Il premier Giuseppe Conte parlando alla Camera ha fatto intendere chiaramente che le decisioni restrittive che saranno adottate valuteranno le criticità dei territori. Niente lockdown generalizzato, quindi, come in primavera. Le decisioni maggiormente restrittive saranno “modulate in base alla criticità del territorio e in base alla tenuta dei servizi sanitari”.
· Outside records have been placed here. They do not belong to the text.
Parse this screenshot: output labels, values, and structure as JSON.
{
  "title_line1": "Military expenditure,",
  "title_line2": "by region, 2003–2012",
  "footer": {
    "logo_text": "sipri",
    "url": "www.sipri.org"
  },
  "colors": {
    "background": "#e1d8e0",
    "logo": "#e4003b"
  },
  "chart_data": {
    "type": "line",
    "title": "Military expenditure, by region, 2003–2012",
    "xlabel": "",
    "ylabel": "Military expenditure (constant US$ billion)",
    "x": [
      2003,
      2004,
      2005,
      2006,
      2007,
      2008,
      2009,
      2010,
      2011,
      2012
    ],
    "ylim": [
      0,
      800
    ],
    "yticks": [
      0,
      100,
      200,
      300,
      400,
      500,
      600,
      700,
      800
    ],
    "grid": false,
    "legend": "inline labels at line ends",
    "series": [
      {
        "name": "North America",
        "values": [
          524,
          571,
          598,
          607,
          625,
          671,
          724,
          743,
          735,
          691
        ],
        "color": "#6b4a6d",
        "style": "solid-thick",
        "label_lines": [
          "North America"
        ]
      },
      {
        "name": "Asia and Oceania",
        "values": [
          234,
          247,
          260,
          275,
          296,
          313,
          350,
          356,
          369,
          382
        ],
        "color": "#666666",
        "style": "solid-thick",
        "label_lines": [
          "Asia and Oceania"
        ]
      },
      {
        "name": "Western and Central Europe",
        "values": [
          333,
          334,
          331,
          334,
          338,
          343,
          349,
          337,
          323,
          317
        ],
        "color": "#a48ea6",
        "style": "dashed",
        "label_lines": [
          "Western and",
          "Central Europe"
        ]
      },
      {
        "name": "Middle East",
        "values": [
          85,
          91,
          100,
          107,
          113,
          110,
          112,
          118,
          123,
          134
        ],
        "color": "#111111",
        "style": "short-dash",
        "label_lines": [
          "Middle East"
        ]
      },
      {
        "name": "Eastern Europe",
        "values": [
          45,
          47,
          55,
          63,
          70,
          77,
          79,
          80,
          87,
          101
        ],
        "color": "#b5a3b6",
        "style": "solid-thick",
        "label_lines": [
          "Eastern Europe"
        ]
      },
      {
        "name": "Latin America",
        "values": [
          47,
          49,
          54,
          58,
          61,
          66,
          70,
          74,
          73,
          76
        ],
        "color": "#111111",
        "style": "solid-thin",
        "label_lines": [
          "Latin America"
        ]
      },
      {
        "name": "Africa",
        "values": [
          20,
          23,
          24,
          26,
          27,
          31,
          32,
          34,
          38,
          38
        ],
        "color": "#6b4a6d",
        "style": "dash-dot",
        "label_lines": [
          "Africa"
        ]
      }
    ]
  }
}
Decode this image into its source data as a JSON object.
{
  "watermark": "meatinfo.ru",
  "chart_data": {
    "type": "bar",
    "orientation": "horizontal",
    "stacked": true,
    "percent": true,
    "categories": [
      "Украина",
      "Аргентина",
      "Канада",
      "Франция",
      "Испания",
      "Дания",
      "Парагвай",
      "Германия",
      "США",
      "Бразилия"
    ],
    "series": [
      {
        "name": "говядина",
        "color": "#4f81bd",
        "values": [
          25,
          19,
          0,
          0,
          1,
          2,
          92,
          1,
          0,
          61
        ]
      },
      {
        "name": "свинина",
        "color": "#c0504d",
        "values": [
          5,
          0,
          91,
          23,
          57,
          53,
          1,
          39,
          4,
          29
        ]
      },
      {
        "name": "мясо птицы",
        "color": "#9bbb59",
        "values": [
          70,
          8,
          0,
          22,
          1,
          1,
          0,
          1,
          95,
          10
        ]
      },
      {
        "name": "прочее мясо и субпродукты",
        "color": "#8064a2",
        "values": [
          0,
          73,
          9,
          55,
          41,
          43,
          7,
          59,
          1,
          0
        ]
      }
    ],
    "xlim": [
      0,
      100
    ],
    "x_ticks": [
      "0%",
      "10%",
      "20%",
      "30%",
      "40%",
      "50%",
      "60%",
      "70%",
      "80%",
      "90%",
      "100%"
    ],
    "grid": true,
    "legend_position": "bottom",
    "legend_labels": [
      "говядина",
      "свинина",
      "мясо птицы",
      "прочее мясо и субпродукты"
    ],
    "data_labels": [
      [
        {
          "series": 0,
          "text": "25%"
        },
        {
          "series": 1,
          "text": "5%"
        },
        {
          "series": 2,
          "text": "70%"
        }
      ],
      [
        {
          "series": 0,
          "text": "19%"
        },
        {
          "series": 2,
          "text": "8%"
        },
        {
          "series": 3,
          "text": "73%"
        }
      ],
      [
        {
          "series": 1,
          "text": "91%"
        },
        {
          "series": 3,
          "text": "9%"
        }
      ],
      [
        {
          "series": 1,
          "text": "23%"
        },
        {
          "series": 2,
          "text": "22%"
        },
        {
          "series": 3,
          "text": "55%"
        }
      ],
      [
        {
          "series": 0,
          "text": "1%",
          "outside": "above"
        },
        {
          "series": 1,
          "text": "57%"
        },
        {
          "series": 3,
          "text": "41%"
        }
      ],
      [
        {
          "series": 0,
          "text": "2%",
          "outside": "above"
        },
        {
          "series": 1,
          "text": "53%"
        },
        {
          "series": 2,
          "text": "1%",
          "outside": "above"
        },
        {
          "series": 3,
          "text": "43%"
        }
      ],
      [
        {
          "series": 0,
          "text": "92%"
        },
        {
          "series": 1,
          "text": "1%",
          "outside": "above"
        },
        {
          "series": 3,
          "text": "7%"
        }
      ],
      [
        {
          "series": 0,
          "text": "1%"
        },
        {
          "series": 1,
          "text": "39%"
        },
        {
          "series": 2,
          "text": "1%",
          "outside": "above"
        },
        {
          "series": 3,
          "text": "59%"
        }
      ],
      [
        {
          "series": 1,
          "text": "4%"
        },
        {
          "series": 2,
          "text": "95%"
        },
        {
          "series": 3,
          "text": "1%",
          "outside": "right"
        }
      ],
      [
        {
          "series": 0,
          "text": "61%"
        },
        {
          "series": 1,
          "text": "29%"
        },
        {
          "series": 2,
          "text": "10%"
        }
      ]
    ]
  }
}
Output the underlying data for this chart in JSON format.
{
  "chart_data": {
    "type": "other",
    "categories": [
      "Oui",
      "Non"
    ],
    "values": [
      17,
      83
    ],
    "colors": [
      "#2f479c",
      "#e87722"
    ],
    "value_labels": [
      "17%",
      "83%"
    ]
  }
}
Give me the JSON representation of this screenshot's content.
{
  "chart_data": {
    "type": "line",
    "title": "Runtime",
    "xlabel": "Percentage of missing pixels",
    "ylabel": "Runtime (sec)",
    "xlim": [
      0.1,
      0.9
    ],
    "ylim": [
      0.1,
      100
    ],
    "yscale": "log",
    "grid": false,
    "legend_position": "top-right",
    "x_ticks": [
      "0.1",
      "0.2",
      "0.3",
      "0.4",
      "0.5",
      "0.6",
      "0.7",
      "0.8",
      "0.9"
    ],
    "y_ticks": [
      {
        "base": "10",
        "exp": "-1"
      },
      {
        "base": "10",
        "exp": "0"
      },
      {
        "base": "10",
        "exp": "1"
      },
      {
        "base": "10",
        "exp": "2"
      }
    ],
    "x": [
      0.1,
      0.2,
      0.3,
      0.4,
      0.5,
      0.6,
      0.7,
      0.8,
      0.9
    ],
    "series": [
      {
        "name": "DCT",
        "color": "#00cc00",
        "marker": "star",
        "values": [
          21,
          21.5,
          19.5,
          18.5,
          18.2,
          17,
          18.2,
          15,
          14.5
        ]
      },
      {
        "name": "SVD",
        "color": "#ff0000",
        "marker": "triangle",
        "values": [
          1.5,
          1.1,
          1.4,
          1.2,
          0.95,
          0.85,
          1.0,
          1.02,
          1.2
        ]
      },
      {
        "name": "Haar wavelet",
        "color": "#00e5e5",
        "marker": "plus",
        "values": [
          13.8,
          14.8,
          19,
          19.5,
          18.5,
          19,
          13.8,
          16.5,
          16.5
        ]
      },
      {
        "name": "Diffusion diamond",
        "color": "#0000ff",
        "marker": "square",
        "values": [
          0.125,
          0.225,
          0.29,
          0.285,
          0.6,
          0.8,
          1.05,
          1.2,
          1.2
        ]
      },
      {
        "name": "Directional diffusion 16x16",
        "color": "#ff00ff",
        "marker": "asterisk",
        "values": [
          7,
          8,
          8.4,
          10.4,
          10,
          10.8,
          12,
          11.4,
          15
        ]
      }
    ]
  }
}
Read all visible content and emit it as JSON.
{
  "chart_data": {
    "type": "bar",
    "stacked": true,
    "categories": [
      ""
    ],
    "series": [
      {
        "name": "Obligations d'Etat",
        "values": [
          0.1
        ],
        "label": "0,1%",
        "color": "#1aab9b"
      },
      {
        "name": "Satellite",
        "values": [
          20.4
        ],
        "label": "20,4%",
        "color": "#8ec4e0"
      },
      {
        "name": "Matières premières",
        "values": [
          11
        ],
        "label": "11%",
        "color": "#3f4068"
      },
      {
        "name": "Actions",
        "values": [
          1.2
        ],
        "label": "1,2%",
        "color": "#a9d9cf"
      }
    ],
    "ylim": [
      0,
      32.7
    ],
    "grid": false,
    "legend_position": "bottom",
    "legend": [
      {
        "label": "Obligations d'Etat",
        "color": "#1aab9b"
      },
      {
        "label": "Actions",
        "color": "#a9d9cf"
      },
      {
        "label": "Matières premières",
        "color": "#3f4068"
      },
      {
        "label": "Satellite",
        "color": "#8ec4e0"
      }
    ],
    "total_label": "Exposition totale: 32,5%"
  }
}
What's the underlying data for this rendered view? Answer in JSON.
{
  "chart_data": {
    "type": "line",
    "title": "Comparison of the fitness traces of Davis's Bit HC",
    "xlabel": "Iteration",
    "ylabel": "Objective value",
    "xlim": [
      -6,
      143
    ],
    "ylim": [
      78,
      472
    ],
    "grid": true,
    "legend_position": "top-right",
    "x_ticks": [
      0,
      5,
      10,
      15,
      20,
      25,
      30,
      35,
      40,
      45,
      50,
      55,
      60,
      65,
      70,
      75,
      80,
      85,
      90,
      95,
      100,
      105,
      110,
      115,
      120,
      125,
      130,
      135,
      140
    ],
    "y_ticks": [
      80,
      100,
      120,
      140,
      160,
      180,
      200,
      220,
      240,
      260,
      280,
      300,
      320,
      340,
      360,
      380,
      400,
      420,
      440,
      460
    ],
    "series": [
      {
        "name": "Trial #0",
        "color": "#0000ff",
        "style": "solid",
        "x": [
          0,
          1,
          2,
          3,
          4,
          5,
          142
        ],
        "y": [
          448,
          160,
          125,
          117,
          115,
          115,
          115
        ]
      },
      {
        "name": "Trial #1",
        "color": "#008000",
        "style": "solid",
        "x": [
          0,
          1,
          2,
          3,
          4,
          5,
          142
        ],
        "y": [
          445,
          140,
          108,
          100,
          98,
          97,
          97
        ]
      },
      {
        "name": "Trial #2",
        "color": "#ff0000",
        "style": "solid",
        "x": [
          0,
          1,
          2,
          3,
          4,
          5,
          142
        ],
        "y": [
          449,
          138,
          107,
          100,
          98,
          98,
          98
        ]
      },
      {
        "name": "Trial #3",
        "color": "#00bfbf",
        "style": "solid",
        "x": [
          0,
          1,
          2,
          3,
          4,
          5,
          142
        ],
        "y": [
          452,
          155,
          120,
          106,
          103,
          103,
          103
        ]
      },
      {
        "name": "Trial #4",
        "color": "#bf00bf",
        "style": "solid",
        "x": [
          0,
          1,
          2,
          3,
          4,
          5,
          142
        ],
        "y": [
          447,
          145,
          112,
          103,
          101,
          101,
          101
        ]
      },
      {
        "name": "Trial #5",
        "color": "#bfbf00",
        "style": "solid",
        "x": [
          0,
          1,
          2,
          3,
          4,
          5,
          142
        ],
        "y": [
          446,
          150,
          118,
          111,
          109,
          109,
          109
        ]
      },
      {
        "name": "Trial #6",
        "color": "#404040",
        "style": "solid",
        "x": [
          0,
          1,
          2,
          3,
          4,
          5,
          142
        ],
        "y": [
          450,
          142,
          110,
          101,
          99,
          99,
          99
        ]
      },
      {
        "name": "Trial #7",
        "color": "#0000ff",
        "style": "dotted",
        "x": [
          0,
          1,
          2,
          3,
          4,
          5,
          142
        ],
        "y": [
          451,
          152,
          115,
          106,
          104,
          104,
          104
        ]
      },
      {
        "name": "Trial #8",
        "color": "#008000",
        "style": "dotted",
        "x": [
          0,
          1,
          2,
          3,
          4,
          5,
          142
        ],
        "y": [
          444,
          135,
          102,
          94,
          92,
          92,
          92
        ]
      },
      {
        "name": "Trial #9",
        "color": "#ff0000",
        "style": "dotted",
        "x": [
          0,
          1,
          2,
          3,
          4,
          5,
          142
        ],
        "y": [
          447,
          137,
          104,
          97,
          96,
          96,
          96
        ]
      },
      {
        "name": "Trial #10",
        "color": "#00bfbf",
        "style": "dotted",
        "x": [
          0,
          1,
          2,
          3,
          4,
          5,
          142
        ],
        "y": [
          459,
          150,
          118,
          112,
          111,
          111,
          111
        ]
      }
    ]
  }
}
Un nuovo lockdown generalizzato, rigettato, avrebbe “un duplice risultato negativo“, non si adotterebbero misure efficaci da un lato e dall’altro si imporrebbero misure in aree dove al momento non c’è bisogno di intervenire con particolare necessità.

Il prossimo Dpcm (il 13°) individuerà tre aree di rischio con misure via via più restrittive. L’inserimento di una regione in un’area dipenderà dal Ministero della Salute con un’ordinanza.

Alcune misure dove il rischio non è elevato e su tutto il territorio nazionale ci sarà la chiusura centri commerciali nei giorni festivi e prefestivi così come musei e mostre. Nelle altre due aree dove c’è il rischio più elevato ci saranno disposizioni più restrittive ma graduali.